Will Venture Capital Be The Next Trending Alt?

Michael Madden, Contributing Editor & Research Analyst, Wealth Solutions Report

Expert Discusses Current State of Venture Capital Investing, How It Can Benefit Individual Clients Of All Wealth Levels And The Steps Needed To Make That A Reality

Alternative investments have flourished in types and availability, reaching new tiers of investors over the years and accelerating rapidly as traditional portfolios struggled with the twin downturns in equities and bonds. However, one well-known category of alternative investment – venture capital (VC) – has remained the elusive domain of ultra-high net worth and institutional clients.

VC, which is a type of private equity that supports startups and small businesses that investors believe have long-term potential, maintains high minimum investment thresholds and is typically sold in regulatory structures that prevent many investors from participating.

For UNHW only?

Founded by CEO Steven Weinstein in 2019, Seismic Capital seeks to bring VC investments to all wealth levels of individual investors, including non-accredited investors through SEC registered offerings, as well as pension funds, institutions and family offices.

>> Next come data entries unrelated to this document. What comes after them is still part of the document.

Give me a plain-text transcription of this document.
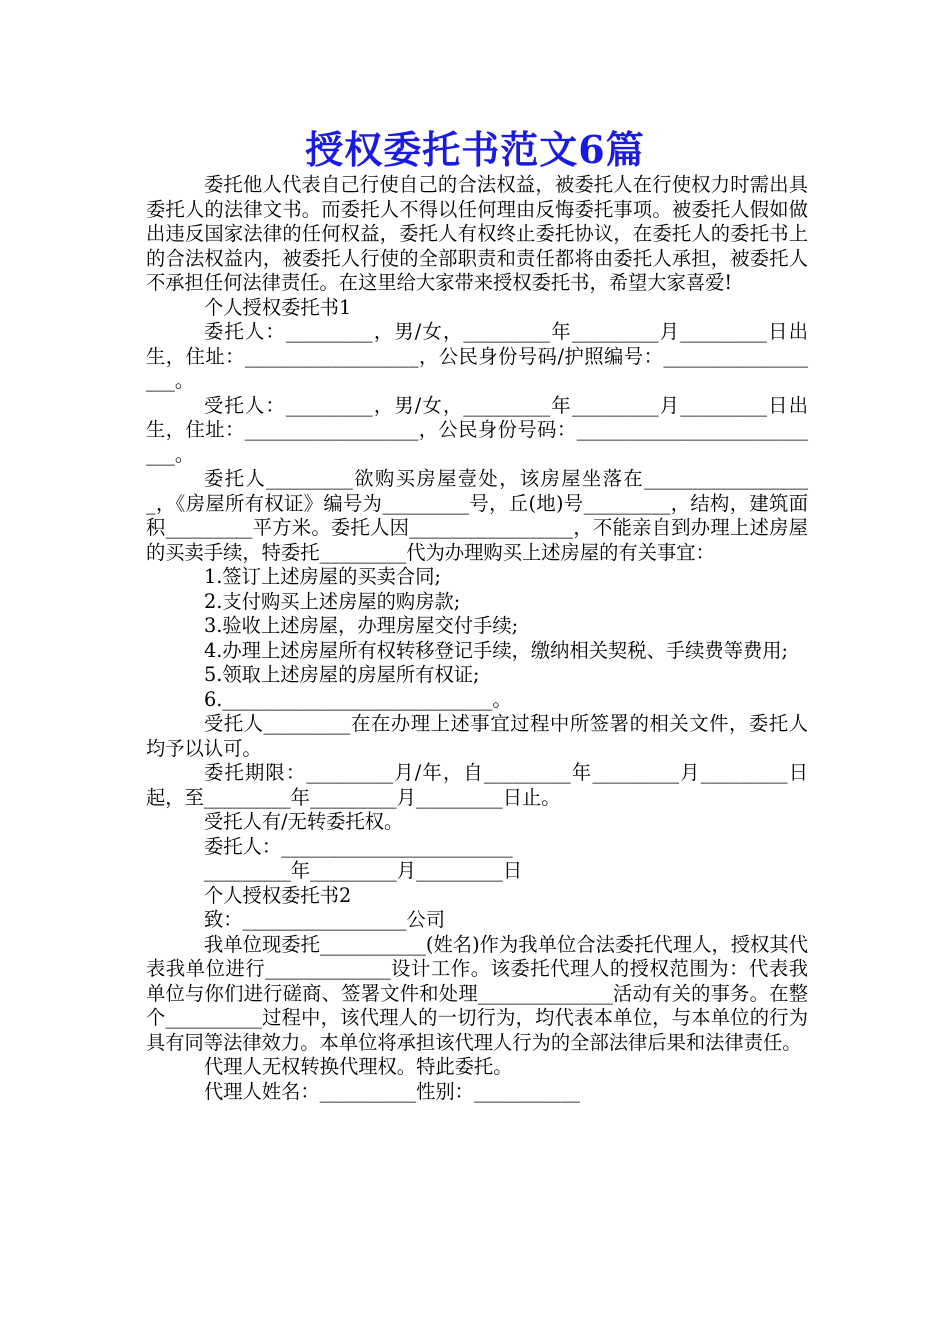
授权委托书范文6篇

委托他人代表自己行使自己的合法权益，被委托人在行使权力时需出具委托人的法律文书。而委托人不得以任何理由反悔委托事项。被委托人假如做出违反国家法律的任何权益，委托人有权终止委托协议，在委托人的委托书上的合法权益内，被委托人行使的全部职责和责任都将由委托人承担，被委托人不承担任何法律责任。在这里给大家带来授权委托书，希望大家喜爱!

个人授权委托书1

委托人：_________，男/女，_________年_________月_________日出生，住址：__________________，公民身份号码/护照编号：__________________。

受托人：_________，男/女，_________年_________月_________日出生，住址：__________________，公民身份号码：___________________________。

委托人_________欲购买房屋壹处，该房屋坐落在__________________，《房屋所有权证》编号为_________号，丘(地)号_________，结构，建筑面积_________平方米。委托人因_________________，不能亲自到办理上述房屋的买卖手续，特委托_________代为办理购买上述房屋的有关事宜：

1.签订上述房屋的买卖合同;

2.支付购买上述房屋的购房款;

3.验收上述房屋，办理房屋交付手续;

4.办理上述房屋所有权转移登记手续，缴纳相关契税、手续费等费用;

5.领取上述房屋的房屋所有权证;

6.____________________________。

受托人_________在在办理上述事宜过程中所签署的相关文件，委托人均予以认可。

委托期限：_________月/年，自_________年_________月_________日起，至_________年_________月_________日止。

受托人有/无转委托权。

委托人：________________________

_________年_________月_________日

个人授权委托书2

致：_________________公司

我单位现委托___________(姓名)作为我单位合法委托代理人，授权其代表我单位进行_____________设计工作。该委托代理人的授权范围为：代表我单位与你们进行磋商、签署文件和处理______________活动有关的事务。在整个__________过程中，该代理人的一切行为，均代表本单位，与本单位的行为具有同等法律效力。本单位将承担该代理人行为的全部法律后果和法律责任。

代理人无权转换代理权。特此委托。

代理人姓名：__________性别：___________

We caught up with Weinstein to understand the current status of VC investing and how that may change, including accessibility for a broader range of advisors’ clients.

Steven Weinstein, CEO, Seismic Capital

WSR: Which clients typically have access to VC investments, and who does not? How can VC investments be made available to those who do not currently have it? What is needed to make that happen?

Weinstein: VC, one of the best performing asset classes of the past 25 years, has generally been off limits to all but the wealthiest investors. Most VC firms are formed as funds, and funds typically have limits on how many investors they can have. Typically, the maximum is 100.

The math then dictates that raising large amounts of capital has to be limited to big investors – in some cases, the minimum investment is $1 million or more.

Beyond that, typical VC funds are structured such that investors have to keep money available on the sidelines for capital calls. By not taking the full investor commitment upfront, VC funds can juice their returns, and managers of VC firms can improve their own personal finances by charging fees for asset management, closing transactions and bringing in investors.

Eliminate fees

Firms should endeavor to reduce minimum investment thresholds, eliminate capital calls and discontinue fees, as well as take advantage of tax structures such as the Qualified Small Business Stock rules. Our firm is engaged in creating these solutions, including investing minimums as low as $1,000, no capital calls, no fees and a holding company structure designed to produce capital gains tax savings.

WSR: How does VC increase portfolio diversification in ways that other investments do not?

Weinstein: By adding VC to a portfolio, an investor is increasing diversification into the highest performing of all asset classes. Until now, just about all other asset classes have been available in one form or another to just about all investors, but VC has not. Instead, VC has been reserved for high net worth investors and institutions, and often is not even listed on a typical brokerage firm’s custody platform.

This must change, and VC should be listed on custody platforms accessible to traditional brokers. Our firm has begun working to obtain listing on custody platforms so it can be accessed through traditional brokers.

WSR: What are the pros and cons for advisors’ clients of investing in VC, and which clients are the right fit, or not the right fit, for VC investments?

Weinstein: Even though the performance returns of VC have been high, the associated minimums that sometimes top $1 million or more have caused investors and investment managers to view the asset as a high-stakes bet.

With a low threshold, it’s now possible for an investor with a small investment to test the waters. When the entry ticket is $1 million of hard-earned capital, it’s a different weighting – toward the downside – in the risk-reward curve than when the upside potential is so great versus the small risk of loss. Given this, advisors can now feel more comfortable discussing this asset class with all types of clients from any wealth background.